Safe Routes for Seniors

A cooperative project between the Town of Weymouth and the Massachusetts Department of Public Health
senior crossing
Find the Town Safe Routes for Seniors Report here.

In 2010, 1 out of every 5 residents of Weymouth was over the age of 59. By 2020, this number could reach 1 out of every 4. The World Health Organization (WHO) defines healthy aging as “the process of optimizing opportunities for health, participation, and security in order to enhance quality of life as people age.” According to the CDC, regular physical activity - about 150 minutes a week - is a key component of healthy aging. Cities and towns can help older adults move more and achieve this goal by making it easier for seniors to be active in the places they live, gather, and shop.

Seniors and Community Design

Where we live matters greatly to our health. In fact, it is one of the most powerful predictors of diseases such as diabetes, hypertension, and heart disease; diseases that are affected by what we eat and how much we move.
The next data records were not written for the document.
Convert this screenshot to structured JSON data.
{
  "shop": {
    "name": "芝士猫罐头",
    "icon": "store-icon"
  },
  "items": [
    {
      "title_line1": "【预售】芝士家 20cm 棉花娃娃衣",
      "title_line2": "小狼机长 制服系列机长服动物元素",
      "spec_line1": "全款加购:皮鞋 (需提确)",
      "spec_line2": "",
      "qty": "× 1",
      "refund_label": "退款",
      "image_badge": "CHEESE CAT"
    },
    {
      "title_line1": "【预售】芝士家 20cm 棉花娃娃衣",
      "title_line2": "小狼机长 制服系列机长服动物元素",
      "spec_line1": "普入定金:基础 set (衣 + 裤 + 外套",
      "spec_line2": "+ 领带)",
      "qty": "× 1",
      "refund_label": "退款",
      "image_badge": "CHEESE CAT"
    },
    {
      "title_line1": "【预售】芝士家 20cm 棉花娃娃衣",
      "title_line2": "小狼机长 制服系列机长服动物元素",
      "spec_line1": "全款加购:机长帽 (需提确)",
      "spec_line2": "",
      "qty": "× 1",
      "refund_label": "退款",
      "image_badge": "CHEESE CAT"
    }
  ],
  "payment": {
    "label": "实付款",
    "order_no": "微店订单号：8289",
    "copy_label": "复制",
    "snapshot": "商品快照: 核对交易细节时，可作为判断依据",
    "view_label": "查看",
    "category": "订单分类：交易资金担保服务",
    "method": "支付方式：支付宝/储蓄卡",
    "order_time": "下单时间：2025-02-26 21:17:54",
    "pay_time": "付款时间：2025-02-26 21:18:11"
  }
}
As we age, the impacts of the built environment tend to increase as well. According to one study, “Older adults spend more of their time at home and in their immediate neighborhoods than younger Americans, and as a result, they are more affected by the opportunities and constraints created by the design of their community."[*]
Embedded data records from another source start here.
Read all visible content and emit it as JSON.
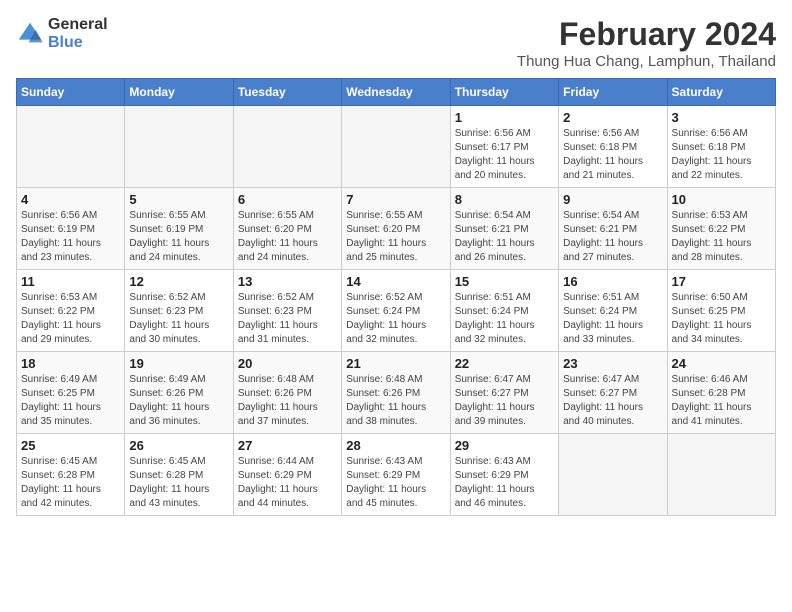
{
  "logo": {
    "line1": "General",
    "line2": "Blue"
  },
  "title": "February 2024",
  "subtitle": "Thung Hua Chang, Lamphun, Thailand",
  "days_of_week": [
    "Sunday",
    "Monday",
    "Tuesday",
    "Wednesday",
    "Thursday",
    "Friday",
    "Saturday"
  ],
  "weeks": [
    [
      {
        "day": "",
        "info": ""
      },
      {
        "day": "",
        "info": ""
      },
      {
        "day": "",
        "info": ""
      },
      {
        "day": "",
        "info": ""
      },
      {
        "day": "1",
        "info": "Sunrise: 6:56 AM\nSunset: 6:17 PM\nDaylight: 11 hours\nand 20 minutes."
      },
      {
        "day": "2",
        "info": "Sunrise: 6:56 AM\nSunset: 6:18 PM\nDaylight: 11 hours\nand 21 minutes."
      },
      {
        "day": "3",
        "info": "Sunrise: 6:56 AM\nSunset: 6:18 PM\nDaylight: 11 hours\nand 22 minutes."
      }
    ],
    [
      {
        "day": "4",
        "info": "Sunrise: 6:56 AM\nSunset: 6:19 PM\nDaylight: 11 hours\nand 23 minutes."
      },
      {
        "day": "5",
        "info": "Sunrise: 6:55 AM\nSunset: 6:19 PM\nDaylight: 11 hours\nand 24 minutes."
      },
      {
        "day": "6",
        "info": "Sunrise: 6:55 AM\nSunset: 6:20 PM\nDaylight: 11 hours\nand 24 minutes."
      },
      {
        "day": "7",
        "info": "Sunrise: 6:55 AM\nSunset: 6:20 PM\nDaylight: 11 hours\nand 25 minutes."
      },
      {
        "day": "8",
        "info": "Sunrise: 6:54 AM\nSunset: 6:21 PM\nDaylight: 11 hours\nand 26 minutes."
      },
      {
        "day": "9",
        "info": "Sunrise: 6:54 AM\nSunset: 6:21 PM\nDaylight: 11 hours\nand 27 minutes."
      },
      {
        "day": "10",
        "info": "Sunrise: 6:53 AM\nSunset: 6:22 PM\nDaylight: 11 hours\nand 28 minutes."
      }
    ],
    [
      {
        "day": "11",
        "info": "Sunrise: 6:53 AM\nSunset: 6:22 PM\nDaylight: 11 hours\nand 29 minutes."
      },
      {
        "day": "12",
        "info": "Sunrise: 6:52 AM\nSunset: 6:23 PM\nDaylight: 11 hours\nand 30 minutes."
      },
      {
        "day": "13",
        "info": "Sunrise: 6:52 AM\nSunset: 6:23 PM\nDaylight: 11 hours\nand 31 minutes."
      },
      {
        "day": "14",
        "info": "Sunrise: 6:52 AM\nSunset: 6:24 PM\nDaylight: 11 hours\nand 32 minutes."
      },
      {
        "day": "15",
        "info": "Sunrise: 6:51 AM\nSunset: 6:24 PM\nDaylight: 11 hours\nand 32 minutes."
      },
      {
        "day": "16",
        "info": "Sunrise: 6:51 AM\nSunset: 6:24 PM\nDaylight: 11 hours\nand 33 minutes."
      },
      {
        "day": "17",
        "info": "Sunrise: 6:50 AM\nSunset: 6:25 PM\nDaylight: 11 hours\nand 34 minutes."
      }
    ],
    [
      {
        "day": "18",
        "info": "Sunrise: 6:49 AM\nSunset: 6:25 PM\nDaylight: 11 hours\nand 35 minutes."
      },
      {
        "day": "19",
        "info": "Sunrise: 6:49 AM\nSunset: 6:26 PM\nDaylight: 11 hours\nand 36 minutes."
      },
      {
        "day": "20",
        "info": "Sunrise: 6:48 AM\nSunset: 6:26 PM\nDaylight: 11 hours\nand 37 minutes."
      },
      {
        "day": "21",
        "info": "Sunrise: 6:48 AM\nSunset: 6:26 PM\nDaylight: 11 hours\nand 38 minutes."
      },
      {
        "day": "22",
        "info": "Sunrise: 6:47 AM\nSunset: 6:27 PM\nDaylight: 11 hours\nand 39 minutes."
      },
      {
        "day": "23",
        "info": "Sunrise: 6:47 AM\nSunset: 6:27 PM\nDaylight: 11 hours\nand 40 minutes."
      },
      {
        "day": "24",
        "info": "Sunrise: 6:46 AM\nSunset: 6:28 PM\nDaylight: 11 hours\nand 41 minutes."
      }
    ],
    [
      {
        "day": "25",
        "info": "Sunrise: 6:45 AM\nSunset: 6:28 PM\nDaylight: 11 hours\nand 42 minutes."
      },
      {
        "day": "26",
        "info": "Sunrise: 6:45 AM\nSunset: 6:28 PM\nDaylight: 11 hours\nand 43 minutes."
      },
      {
        "day": "27",
        "info": "Sunrise: 6:44 AM\nSunset: 6:29 PM\nDaylight: 11 hours\nand 44 minutes."
      },
      {
        "day": "28",
        "info": "Sunrise: 6:43 AM\nSunset: 6:29 PM\nDaylight: 11 hours\nand 45 minutes."
      },
      {
        "day": "29",
        "info": "Sunrise: 6:43 AM\nSunset: 6:29 PM\nDaylight: 11 hours\nand 46 minutes."
      },
      {
        "day": "",
        "info": ""
      },
      {
        "day": "",
        "info": ""
      }
    ]
  ]
}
Researchers and urban planners have identified a number of design elements that make it easier and safer for older adults to be active in their communities. These include:

  • Wide, unobstructed sidewalks
  • Smooth, non-slip walking surfaces
  • High-contrast grade changes
  • Tight turning radii at intersections 
  • Accessible curb ramps
  • Detectable warning panels at street crossings
  • Audible crossing signals
  • Extended timers on crossing signals
  • Sidewalk extensions
  • Street trees and street furniture
  • Transit shelters and public restrooms near transit stops

Safe Routes for Seniors Study

In 2014, the Town secured a technical assistance grant through the Massachusetts Department of Public Health to conduct a planning study on  "healthy aging through healthy community design" with an emphasis on designing safer routes for seniors. The resulting Safe Routes for Senior study was conducted by the Department of Planning and Community Development in partnership with WalkBoston, a non-profit pedestrian advocacy group, and Healthy Wey, the Town's Mass in Motion Program. The following data sources were used to complete the study:

  • Senior pedestrian crashes (2009-2014)
  • Motor vehicles crashes (2012)
  • Senior housing locations (public, private, and nursing facilities)
  • Business, medical, and neighborhood center districts
  • Public and semi-public open space locations
  • One public forum at Weymouth's senior center
  • Four senior pedestrian target areas
  • Four street-level walk audits (one in each target area) 

The study's final report was published in October 2014. It identifies areas of strength in the Town's infrastructure, areas of opportunity where improvements to policies and practices can be made, and strategies for the Town to create easier and safer streets for seniors. 

Related Documents/Links

[*] Henry Cisneros et al., eds., Independent for Life: Homes and Neighborhoods for an Aging America (University of Texas Press: Austin, 2012) 147.